SpaceX a perdu 600 milliards de dollars de capitalisation boursière en trois jours. En recul pour la troisième séance d’affilée, l'entreprise dirigée par Elon Musk ne quitte pas pour autant le top 10 des plus grandes capitalisations mondiales.
L’action SpaceX a clôturé à 154,63 dollars lundi, en baisse d’environ 16 % sur la séance.
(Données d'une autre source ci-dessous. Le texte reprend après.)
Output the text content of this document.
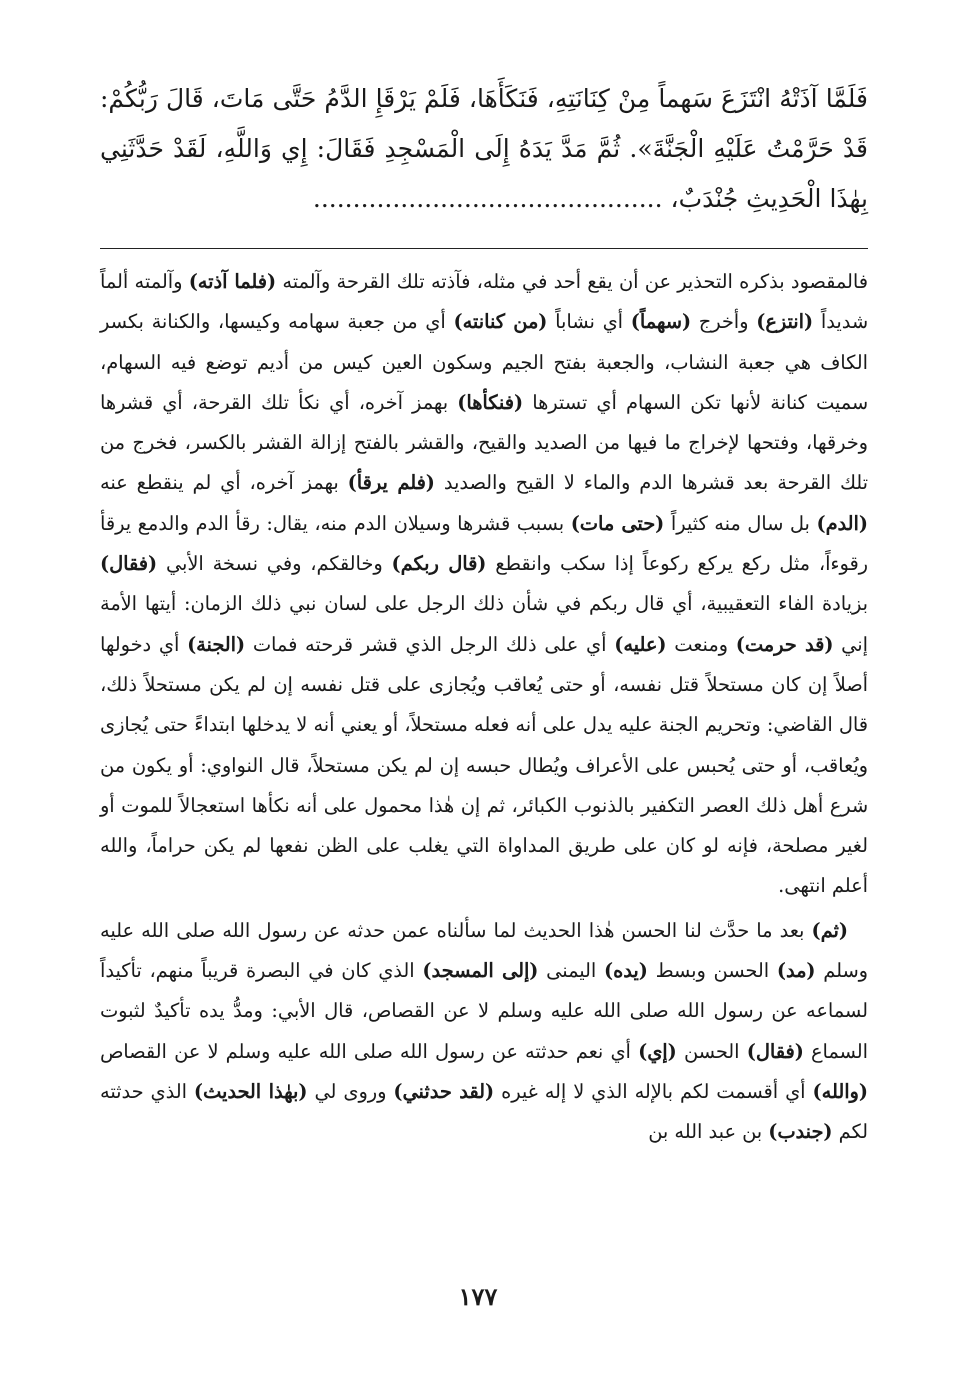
فَلَمَّا آذَتْهُ انْتَزَعَ سَهماً مِنْ كِنَانَتِهِ، فَنَكَأَهَا، فَلَمْ يَرْقَإِ الدَّمُ حَتَّى مَاتَ، قَالَ رَبُّكُمْ: قَدْ حَرَّمْتُ عَلَيْهِ الْجَنَّةَ». ثُمَّ مَدَّ يَدَهُ إِلَى الْمَسْجِدِ فَقَالَ: إِي وَاللَّهِ، لَقَدْ حَدَّثَنِي بِهٰذَا الْحَدِيثِ جُنْدَبٌ، ............................................

فالمقصود بذكره التحذير عن أن يقع أحد في مثله، فآذته تلك القرحة وآلمته (فلما آذته) وآلمته ألماً شديداً (انتزع) وأخرج (سهماً) أي نشاباً (من كنانته) أي من جعبة سهامه وكيسها، والكنانة بكسر الكاف هي جعبة النشاب، والجعبة بفتح الجيم وسكون العين كيس من أديم توضع فيه السهام، سميت كنانة لأنها تكن السهام أي تسترها (فنكأها) بهمز آخره، أي نكأ تلك القرحة، أي قشرها وخرقها، وفتحها لإخراج ما فيها من الصديد والقيح، والقشر بالفتح إزالة القشر بالكسر، فخرج من تلك القرحة بعد قشرها الدم والماء لا القيح والصديد (فلم يرقأ) بهمز آخره، أي لم ينقطع عنه (الدم) بل سال منه كثيراً (حتى مات) بسبب قشرها وسيلان الدم منه، يقال: رقأ الدم والدمع يرقأ رقوءاً، مثل ركع يركع ركوعاً إذا سكب وانقطع (قال ربكم) وخالقكم، وفي نسخة الأبي (فقال) بزيادة الفاء التعقيبية، أي قال ربكم في شأن ذلك الرجل على لسان نبي ذلك الزمان: أيتها الأمة إني (قد حرمت) ومنعت (عليه) أي على ذلك الرجل الذي قشر قرحته فمات (الجنة) أي دخولها أصلاً إن كان مستحلاً قتل نفسه، أو حتى يُعاقب ويُجازى على قتل نفسه إن لم يكن مستحلاً ذلك، قال القاضي: وتحريم الجنة عليه يدل على أنه فعله مستحلاً، أو يعني أنه لا يدخلها ابتداءً حتى يُجازى ويُعاقب، أو حتى يُحبس على الأعراف ويُطال حبسه إن لم يكن مستحلاً، قال النواوي: أو يكون من شرع أهل ذلك العصر التكفير بالذنوب الكبائر، ثم إن هٰذا محمول على أنه نكأها استعجالاً للموت أو لغير مصلحة، فإنه لو كان على طريق المداواة التي يغلب على الظن نفعها لم يكن حراماً، والله أعلم انتهى.

(ثم) بعد ما حدَّث لنا الحسن هٰذا الحديث لما سألناه عمن حدثه عن رسول الله صلى الله عليه وسلم (مد) الحسن وبسط (يده) اليمنى (إلى المسجد) الذي كان في البصرة قريباً منهم، تأكيداً لسماعه عن رسول الله صلى الله عليه وسلم لا عن القصاص، قال الأبي: ومدُّ يده تأكيدٌ لثبوت السماع (فقال) الحسن (إي) أي نعم حدثته عن رسول الله صلى الله عليه وسلم لا عن القصاص (والله) أي أقسمت لكم بالإله الذي لا إله غيره (لقد حدثني) وروى لي (بهٰذا الحديث) الذي حدثته لكم (جندب) بن عبد الله بن

١٧٧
Elle se retrouve ainsi tout près des 150 dollars auxquels les titres ont été échangés pour la première fois à l’ouverture de la cotation le 12 juin dernier.
Cette chute a effacé plus de 600 milliards de dollars (524,2 milliards d’euros) de capitalisation en trois séances, ramenant le groupe en deçà des capitalisations d'Amazon et de Microsoft.
Sa valorisation se situe désormais juste au‑dessus de 2 000 milliards de dollars (1 740 milliards d’euros), derrière le géant taïwanais des semi-conducteurs TSMC, ce qui en fait la septième entreprise la plus valorisée au monde.
Après une ouverture autour de 150 dollars le 12 juin, le titre a grimpé jusqu’à près de 226 dollars le 16 juin, soit un gain d’environ deux tiers avant même que l’entreprise ne publie le moindre résultat en tant que société cotée.
L'introduction en Bourse de SpaceX a suscité des attentes très élevées concernant ses ambitions dans l’IA, rendant l'entreprise vulnérable en cas de retournement brutal des attentes des marchés financiers.
SpaceX recourt à la dette pour financer ses projets d’IA
Cette baisse de cotation coïncide avec la première incursion de SpaceX, lundi, sur le marché de la dette d’entreprise.
Le groupe a annoncé une première émission d’obligations non garanties, des sources proches du dossier évoquant un objectif d’environ 20 milliards de dollars (17,4 milliards d’euros).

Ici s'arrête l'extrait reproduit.